INVESTIGADORES
HALPERIN Julia
artículos
Título:
Prolactin signaling through the short form of its receptor represses forkhead transcription factor FOXO3 and its target gene galt causing a severe ovarian defect
Autor/es:
HALPERIN J, DEVI SY, ELIZUR S, STOCCO C, SHEHU A, REBOURCET D, UNTERMAN TG, LESLIE ND, LE J, BINART N, GIBORI G.
Revista:
MOLECULAR ENDOCRINOLOGY
Editorial:
ENDOCRINE SOC
Referencias:
Año: 2008 vol. 22 p. 513 - 522
ISSN:
0888-8809
Resumen:
Prolactin (PRL) is a hormone with over 300 biological activities.

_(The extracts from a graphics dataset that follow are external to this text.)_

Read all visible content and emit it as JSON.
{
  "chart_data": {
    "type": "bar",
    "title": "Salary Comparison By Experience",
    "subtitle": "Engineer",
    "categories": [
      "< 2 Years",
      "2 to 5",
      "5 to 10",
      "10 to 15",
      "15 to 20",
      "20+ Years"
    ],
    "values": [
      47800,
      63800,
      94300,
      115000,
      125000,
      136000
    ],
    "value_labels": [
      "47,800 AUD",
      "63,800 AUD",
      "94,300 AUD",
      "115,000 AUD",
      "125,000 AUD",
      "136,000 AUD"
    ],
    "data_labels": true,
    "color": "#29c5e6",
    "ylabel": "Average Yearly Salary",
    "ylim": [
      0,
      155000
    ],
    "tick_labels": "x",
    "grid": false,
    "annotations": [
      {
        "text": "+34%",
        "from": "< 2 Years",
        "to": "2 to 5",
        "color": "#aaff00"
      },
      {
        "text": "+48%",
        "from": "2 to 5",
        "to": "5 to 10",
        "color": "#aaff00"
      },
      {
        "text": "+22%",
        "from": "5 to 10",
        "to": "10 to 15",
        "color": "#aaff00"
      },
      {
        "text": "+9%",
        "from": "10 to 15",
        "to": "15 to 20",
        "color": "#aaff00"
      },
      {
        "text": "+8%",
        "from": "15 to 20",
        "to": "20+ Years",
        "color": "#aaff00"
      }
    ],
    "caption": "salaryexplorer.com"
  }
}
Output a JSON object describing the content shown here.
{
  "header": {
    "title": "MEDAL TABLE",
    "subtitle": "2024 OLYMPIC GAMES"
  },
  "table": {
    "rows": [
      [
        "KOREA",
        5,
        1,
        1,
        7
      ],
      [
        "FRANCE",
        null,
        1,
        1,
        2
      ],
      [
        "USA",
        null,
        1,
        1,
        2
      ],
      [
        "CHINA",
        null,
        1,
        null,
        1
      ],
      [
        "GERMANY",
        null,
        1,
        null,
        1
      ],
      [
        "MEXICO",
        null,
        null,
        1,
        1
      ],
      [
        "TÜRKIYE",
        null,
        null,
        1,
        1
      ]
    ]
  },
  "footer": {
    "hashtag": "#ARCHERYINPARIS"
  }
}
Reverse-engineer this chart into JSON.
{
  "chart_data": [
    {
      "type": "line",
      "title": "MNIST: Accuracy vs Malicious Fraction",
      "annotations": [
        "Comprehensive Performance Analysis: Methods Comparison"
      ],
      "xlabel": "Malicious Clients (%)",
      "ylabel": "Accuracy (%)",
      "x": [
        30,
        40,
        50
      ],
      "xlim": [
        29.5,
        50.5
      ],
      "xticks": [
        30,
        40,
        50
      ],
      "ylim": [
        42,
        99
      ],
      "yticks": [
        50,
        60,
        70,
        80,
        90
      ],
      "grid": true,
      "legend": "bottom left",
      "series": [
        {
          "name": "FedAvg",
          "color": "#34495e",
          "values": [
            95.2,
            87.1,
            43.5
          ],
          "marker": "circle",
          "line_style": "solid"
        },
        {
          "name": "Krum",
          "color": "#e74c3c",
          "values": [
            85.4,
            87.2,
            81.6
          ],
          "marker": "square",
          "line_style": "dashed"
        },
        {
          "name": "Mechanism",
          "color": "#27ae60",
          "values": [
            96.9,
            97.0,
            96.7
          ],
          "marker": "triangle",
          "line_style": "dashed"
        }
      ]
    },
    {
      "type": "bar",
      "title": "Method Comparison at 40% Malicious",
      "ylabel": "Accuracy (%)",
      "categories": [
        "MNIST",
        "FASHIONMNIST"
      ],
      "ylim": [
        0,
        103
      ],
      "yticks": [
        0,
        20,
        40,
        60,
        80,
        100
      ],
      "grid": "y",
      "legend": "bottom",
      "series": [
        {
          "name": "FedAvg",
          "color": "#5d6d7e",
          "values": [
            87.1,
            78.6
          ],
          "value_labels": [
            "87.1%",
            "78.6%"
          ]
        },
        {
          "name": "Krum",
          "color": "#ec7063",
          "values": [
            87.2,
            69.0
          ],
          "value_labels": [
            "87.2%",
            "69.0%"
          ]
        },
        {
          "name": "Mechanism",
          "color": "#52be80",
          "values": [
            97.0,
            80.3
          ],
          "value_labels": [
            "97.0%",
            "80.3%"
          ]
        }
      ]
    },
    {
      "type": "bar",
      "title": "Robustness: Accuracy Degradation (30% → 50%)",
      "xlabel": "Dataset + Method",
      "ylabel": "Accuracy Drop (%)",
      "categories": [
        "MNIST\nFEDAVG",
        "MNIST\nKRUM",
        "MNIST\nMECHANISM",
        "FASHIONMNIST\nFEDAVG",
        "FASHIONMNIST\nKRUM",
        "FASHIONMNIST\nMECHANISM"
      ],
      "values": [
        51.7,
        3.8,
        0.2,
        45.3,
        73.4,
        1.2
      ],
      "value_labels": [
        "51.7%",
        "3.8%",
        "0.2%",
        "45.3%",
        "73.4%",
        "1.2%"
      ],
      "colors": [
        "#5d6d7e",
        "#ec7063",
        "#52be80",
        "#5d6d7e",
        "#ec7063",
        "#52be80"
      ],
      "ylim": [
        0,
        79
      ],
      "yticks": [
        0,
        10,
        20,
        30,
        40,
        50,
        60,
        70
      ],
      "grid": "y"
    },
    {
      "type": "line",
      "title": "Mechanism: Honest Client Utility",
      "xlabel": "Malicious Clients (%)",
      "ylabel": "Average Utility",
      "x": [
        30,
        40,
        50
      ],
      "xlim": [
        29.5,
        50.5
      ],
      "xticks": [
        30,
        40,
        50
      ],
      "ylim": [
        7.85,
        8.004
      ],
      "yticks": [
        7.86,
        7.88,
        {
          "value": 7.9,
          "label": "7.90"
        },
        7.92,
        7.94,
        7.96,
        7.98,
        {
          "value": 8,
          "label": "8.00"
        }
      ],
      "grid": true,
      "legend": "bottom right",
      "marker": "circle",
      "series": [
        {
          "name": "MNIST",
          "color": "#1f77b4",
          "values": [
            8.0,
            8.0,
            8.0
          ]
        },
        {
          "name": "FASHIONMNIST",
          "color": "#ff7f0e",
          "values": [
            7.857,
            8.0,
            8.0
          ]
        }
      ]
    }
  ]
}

Although the signaling pathway downstream of the long form of its
receptor (RL) has been well characterized, little is known about PRL
actions upon activation of the short form (RS). Here, we show that mice
expressing only RS exhibit an ovarian phenotype of accelerated
follicular recruitment followed by massive follicular death leading to
premature ovarian failure. Consequently, RS-expressing ovaries of young
adults are depleted of functional follicles and formed mostly by
interstitium. We also show that activation of RS represses the
expression of the transcription factor Forkhead box O3 (FOXO3) and that
of the enzyme galactose-1-phosphate uridyltransferase (Galt), two
proteins known to be essential for normal follicular development. Our
finding that FOXO3 regulates the expression of Galt and enhances its
transcriptional activity indicates that it is the repression of FOXO3
by PRL acting through RS that prevents Galt expression in the ovary and
causes follicular death. Coexpression of RL with RS prevents PRL
inhibition of Galt, and the ovarian defect is no longer seen in RS
transgenic mice that coexpress RL, suggesting that RL prevents
RS-induced ovarian impairment. In summary, we show that PRL signals
through RS and causes, in the absence of RL, a severe ovarian pathology
by repressing the expression of FOXO3 and that of its target gene Galt.
We also provide evidence of a link between the premature ovarian
failure seen in mice expressing RS and in mice with FOXO3 gene deletion
as well as in human with Galt mutation.